Parmi les griefs formulés à l’endroit de l’administration Demers-Boyer, l’absence de consultation et une information qui ne circule pas. «Ils disent qu’ils sont transparents, mais comment se fait-il que 100 % des citoyens sur trois rues n’en savaient rien? Vous ne pouvez pas faire des changements comme ça sans consultation ni préavis!».
Une vidéo
Résident de la rue Korman, Steve Kromidakis y va des mêmes reproches.
«Nous avons reçu une lettre datée du 6 mai détaillant les travaux sur notre rue, trois jours après le début des travaux», dit-il.
Une semaine plus tard, les quelque 110 propriétaires résidant sur les trois rues précitées recevaient un avis en provenance du Service de l’ingénierie de la Ville. Celui-ci les informait qu’une capsule d’information répondant aux questions soulevées par les travaux sur leur rue était disponible en ligne.
«On avait demandé pour une consultation, mais ils nous ont envoyé cette lettre avec un lien [menant à une vidéo explicative]» déplore M. Kromidakis.
Plus de 75 % des propriétaires (25 sur 33) ont apposé leur signature au bas d’une pétition demandant le maintien de l’actuelle configuration de la rue Korman.
Pas de plan B
Conseillère municipale de l’opposition, l’élue de Chomedey, Aglaia Revelakis, est venue à la rencontre des citoyens qui manifestaient le 10 mai sur l’avenue Webb. Trois jours plus tard, elle déposait à l’hôtel de ville les trois pétitions attestant de la contestation citoyenne de 97, 93 et 75 % des résidents des rues affectées par l’application des nouvelles normes.
Malheureusement pour eux, ils n’auront pas droit à un plan B comme ce fut le cas pour les résidents de la rue David, à Duvernay, représentés par une élue du parti au pouvoir.
Au cabinet du maire, on explique que dans le «district de Mme Yoakim, il y avait l’alternative d’enlever des stationnements d’un côté de rue pour permettre l’élargissement du trottoir, ce qui permet plusieurs bénéfices. Dans le cas des rues Ridgewood et Korman, c’est déjà cette alternative qui est prévue. Il est à noter que selon les données recueillies par la Ville, le taux maximum d’occupation des stationnements dans ce secteur ne dépasse pas les 40 %.»
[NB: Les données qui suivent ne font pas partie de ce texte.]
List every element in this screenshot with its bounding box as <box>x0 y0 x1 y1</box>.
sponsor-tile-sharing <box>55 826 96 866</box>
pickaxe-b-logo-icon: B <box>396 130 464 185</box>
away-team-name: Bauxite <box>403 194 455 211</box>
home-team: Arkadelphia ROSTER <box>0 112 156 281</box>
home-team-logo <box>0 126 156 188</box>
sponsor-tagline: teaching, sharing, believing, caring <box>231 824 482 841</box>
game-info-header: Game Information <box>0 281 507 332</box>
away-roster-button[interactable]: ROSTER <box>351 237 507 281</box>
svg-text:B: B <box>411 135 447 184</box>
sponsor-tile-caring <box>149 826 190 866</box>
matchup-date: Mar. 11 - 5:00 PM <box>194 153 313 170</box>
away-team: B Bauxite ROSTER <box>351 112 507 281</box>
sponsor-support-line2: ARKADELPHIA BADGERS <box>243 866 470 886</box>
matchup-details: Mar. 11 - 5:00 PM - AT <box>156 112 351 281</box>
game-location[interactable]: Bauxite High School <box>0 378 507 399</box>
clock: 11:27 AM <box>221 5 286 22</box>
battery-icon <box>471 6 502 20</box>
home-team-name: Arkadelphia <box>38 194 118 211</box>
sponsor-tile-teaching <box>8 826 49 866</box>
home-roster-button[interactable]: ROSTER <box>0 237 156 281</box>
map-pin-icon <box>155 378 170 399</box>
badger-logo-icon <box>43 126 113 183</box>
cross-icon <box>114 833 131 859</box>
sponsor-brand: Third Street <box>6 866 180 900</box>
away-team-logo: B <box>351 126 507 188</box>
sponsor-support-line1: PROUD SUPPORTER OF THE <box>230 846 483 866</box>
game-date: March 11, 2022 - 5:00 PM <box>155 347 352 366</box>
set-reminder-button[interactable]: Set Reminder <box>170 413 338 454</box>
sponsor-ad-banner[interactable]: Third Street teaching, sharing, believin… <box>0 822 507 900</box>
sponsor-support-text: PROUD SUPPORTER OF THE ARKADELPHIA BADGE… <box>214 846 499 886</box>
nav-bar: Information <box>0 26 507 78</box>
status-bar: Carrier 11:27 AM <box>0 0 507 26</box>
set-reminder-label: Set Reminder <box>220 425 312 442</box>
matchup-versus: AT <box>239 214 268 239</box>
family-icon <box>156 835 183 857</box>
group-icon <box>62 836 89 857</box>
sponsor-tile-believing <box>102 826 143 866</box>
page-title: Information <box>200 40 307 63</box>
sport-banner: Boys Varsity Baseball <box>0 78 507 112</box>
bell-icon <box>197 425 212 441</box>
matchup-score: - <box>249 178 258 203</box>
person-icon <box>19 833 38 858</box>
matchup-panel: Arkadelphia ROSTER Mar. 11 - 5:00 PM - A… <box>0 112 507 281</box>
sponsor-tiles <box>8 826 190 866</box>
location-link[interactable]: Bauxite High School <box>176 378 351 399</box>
Quant à l’avenue Webb, le porte-parole du cabinet, Alexandre Banville, évoque un «enjeu de sécurité» alors que «les travaux servent surtout de mesure d’apaisement de la circulation afin de diminuer le problème de vitesse constaté sur cette rue».
Enfin, il assure que «lorsque des alternatives sont existantes et qui ne compromettent pas les objectifs de la Ville, les Services sont très heureux de collaborer avec les citoyens du secteur, comme dans le cas du district de Madame Yoakim.»